La violenza viene confusa con il conflitto e si arriva a consigliare alle donne di ritirare le querele per dare prova di volersi conciliare e abbassare la conflittualità. In situazioni peggiori, le donne che hanno subito maltrattamenti sono dichiarate “madri non tutelanti”; ma un uomo che commette violenza anche davanti ai figli “è comunque un buon padre”.
Quindi ancora discrepanze e poca chiarezza.
Vorrei solo aprire una parentesi, che invece avrebbe bisogno di molte righe per essere chiarita, in merito alla tutela delle mamme e i bambini, vittime di violenze.
Ciò in cui spero davvero, è che dopo la fase iniziale della denuncia, vengano realmente protetti.
Tenuti insieme.
Aiutati.
Salvati.
Un Uomo violento, un padre violento è una persona che deve essere aiutata con gli strumenti adeguati, ma allontanato perché non continui ad essere un pericolo.

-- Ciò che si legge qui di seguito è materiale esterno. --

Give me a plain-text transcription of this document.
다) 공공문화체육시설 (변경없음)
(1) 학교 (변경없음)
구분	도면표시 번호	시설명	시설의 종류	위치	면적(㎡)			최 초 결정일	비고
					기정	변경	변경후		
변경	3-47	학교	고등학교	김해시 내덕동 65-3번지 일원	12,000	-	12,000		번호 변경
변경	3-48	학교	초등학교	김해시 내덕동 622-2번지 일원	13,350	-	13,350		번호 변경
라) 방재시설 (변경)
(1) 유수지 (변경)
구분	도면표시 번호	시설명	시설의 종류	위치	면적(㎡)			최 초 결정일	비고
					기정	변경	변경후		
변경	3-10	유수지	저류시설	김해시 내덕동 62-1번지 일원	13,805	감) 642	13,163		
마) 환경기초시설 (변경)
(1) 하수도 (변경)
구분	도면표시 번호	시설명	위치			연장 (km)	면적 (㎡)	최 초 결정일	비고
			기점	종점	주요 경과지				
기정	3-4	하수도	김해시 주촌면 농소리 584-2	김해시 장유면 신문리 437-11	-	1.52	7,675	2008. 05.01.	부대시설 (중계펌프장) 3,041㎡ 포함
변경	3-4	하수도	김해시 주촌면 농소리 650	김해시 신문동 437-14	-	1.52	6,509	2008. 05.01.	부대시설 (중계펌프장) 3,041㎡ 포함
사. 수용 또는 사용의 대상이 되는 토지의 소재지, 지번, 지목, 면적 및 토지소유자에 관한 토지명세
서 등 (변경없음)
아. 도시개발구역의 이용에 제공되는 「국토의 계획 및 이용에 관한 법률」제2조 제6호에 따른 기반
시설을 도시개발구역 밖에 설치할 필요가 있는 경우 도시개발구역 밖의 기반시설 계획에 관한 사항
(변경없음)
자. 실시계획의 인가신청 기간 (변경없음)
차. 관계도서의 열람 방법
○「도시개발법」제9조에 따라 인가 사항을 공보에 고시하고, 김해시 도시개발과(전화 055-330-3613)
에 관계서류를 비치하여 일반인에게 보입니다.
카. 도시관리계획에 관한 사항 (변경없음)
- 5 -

Spero che le sezioni dei Tribunali civile e penale comincino a collaborare tra loro, incrociando i dati, per avere una visione chiara della situazione che viene denunciata, affinché non venga considerata conflittuale e quindi a rischio per il minore, ma che la violenza mantenga il cattivo nome che ha, perché solo attraverso quello si possono attivare le misure di sicurezza e protezione.
La macchina della giustizia, le leggi, i centri antiviolenza, esistono.
Bisogna però lavorare nel modo giusto, affinché questo non diventi un incastro pericoloso che possa finire per fare un gioco contrario, vedendo madri e bambini, allontanati tra loro.
🔴 CODICE ROSSO: cosa prevede?
La proposta di legge 1455, approvata dalla Camera, basata su un disegno di legge governativo conosciuta come Codice Rosso, vuole rafforzare le tutele processuali delle vittime di reati violenti, con particolari riferimento ai reati di violenza sessuale e domestica quali: maltrattamenti contro familiari e conviventi; violenza sessuale, aggravata e di gruppo; atti sessuali con minorenne; corruzione di minorenne: atti persecutori: lesioni personali aggravate da legami familiari.
Le nuove norme prevedono che la polizia giudiziaria deve immediatamente comunicare, anche in forma orale, al pubblico ministero la notizia di un reato compresa nell’elenco precedente.
Il pubblico ministero ha l’obbligo di sentire la persona offesa entro tre giorni dall’iscrizione della notizia di reato. Queste due norme vogliono evitare che la vittima corra ancora rischi, assumendo rapidamente tutte le iniziative per evitare nuove aggressioni. Previsto anche divieti di avvicinarsi alle vittime e uso dei braccialetti per i persecutori.
La polizia deve procedere senza ritardi alle indagini e riferire al pubblico ministero. Entro un anno le forze dell’ordine dovranno svolgere corsi di formazione specifici per affrontare questo tipo di reati.
Viene introdotto il reato specifico di sfregio del viso e l’obbligo di comunicare alla vittima e al suo avvocato la scarcerazione dell’aggressore.